The job was done, at any rate, and I hauled my soggy self back to the Pacific Northwest, occasionally sending money Texas-ward, and mostly communicating with my daughter through instant messaging, which Molly occasionally participated in.  They were good roommates, and friends.

Here’s what happened, and what happens, sometimes, if you’re fortunate.  Beth met a young man (Cameron), fell in love, and after graduation they moved to the east coast.  Molly met a young woman (Lauren), fell in love, and they also ended up on the east coast, because it always helps to have new friends in new places.

My daughter eventually married Cameron.  A couple of years later, Molly married Lauren, even if Texas still resists grasping that concept.  And, eventually, Beth and her husband moved back to Texas, to Austin, and eventually Molly and her wife ended up there, too.  Lots of reasons for both moves, but friends never hurt.

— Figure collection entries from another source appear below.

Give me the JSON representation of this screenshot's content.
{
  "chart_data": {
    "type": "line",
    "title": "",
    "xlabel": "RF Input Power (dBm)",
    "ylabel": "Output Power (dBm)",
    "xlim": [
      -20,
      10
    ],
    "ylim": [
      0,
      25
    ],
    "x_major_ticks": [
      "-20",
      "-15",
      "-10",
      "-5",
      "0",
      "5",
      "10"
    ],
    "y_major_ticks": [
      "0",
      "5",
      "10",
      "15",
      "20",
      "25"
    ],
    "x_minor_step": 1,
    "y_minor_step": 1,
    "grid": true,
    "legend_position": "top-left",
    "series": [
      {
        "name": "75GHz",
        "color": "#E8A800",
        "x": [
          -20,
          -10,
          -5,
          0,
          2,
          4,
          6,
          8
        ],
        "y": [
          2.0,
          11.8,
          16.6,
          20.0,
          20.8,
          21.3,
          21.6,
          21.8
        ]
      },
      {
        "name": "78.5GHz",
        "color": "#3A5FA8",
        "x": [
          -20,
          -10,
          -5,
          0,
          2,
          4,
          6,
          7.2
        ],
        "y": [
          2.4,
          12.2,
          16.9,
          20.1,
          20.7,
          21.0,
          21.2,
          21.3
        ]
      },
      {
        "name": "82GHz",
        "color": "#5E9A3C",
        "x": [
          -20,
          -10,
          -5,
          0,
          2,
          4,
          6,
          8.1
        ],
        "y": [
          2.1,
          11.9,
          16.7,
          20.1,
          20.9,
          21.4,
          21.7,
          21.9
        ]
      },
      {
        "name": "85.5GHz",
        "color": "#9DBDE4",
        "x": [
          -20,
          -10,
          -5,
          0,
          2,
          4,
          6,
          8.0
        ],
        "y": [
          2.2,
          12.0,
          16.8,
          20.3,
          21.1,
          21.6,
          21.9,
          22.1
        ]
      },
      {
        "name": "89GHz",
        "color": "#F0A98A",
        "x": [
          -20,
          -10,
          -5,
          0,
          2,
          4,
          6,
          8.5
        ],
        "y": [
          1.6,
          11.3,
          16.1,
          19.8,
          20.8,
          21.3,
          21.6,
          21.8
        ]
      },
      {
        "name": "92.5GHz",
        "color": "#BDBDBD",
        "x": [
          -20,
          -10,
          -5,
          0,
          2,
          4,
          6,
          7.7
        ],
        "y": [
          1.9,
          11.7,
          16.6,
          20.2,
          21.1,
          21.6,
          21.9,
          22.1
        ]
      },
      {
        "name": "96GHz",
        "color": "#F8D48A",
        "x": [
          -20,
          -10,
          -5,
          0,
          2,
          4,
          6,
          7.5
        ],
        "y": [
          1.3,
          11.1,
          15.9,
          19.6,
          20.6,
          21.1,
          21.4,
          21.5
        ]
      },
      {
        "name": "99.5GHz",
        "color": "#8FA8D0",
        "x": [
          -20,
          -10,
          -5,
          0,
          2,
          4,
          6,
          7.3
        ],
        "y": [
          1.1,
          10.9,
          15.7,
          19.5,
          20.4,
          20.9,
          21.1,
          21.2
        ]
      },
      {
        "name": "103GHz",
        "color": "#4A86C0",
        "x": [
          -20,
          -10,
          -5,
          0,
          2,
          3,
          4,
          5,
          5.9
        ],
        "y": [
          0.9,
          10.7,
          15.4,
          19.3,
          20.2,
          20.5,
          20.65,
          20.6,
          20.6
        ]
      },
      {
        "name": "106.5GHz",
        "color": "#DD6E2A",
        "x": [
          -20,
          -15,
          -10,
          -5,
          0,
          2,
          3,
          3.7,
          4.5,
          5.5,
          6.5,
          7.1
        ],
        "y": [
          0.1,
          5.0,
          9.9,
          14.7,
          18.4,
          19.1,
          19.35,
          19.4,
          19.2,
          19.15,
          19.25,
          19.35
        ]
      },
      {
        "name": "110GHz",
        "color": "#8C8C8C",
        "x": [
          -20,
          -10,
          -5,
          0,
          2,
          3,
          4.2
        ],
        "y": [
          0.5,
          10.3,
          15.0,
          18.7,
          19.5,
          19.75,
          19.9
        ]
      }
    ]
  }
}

And now we can talk about the picture. 

It was taken by my daughter in Austin.  It features Molly, sitting next to Lauren on the grass at an outdoor concert, where they’re listening to Cameron sing.  And Molly is laughing, as she’s holding in her lap a sort of squirmy six-month-old boy, who belongs to me.

In a sense.  He’s my grandson, in any case, and I’m maybe a little proprietary.  I’m also a little proprietary about Molly, since it’s been 10 years and I met her and her parents back when she was 19, and so on.  She’s sort of a common-law daughter, then. 

So it felt right and natural to see her holding my grandson in her arms, and still those 10 years were on my mind.  Could I have imagined this scenario on a muggy day in north Texas in 2004?  A grandchild?  A same-sex married couple?  A picture that is taken and then magically appears on my phone in less than five seconds, 1700 miles away?

And a friendship that survived, and endured, and blossomed during young adulthood?  I could have imagined that.  I lived it myself, I saw it with my own parents, and still, it never stops me from smiling when I see it.  We join the lives of strangers until we blend into more family, and somebody takes a picture, and you realize that a lot can happen in 10 years, and a lot of it is good.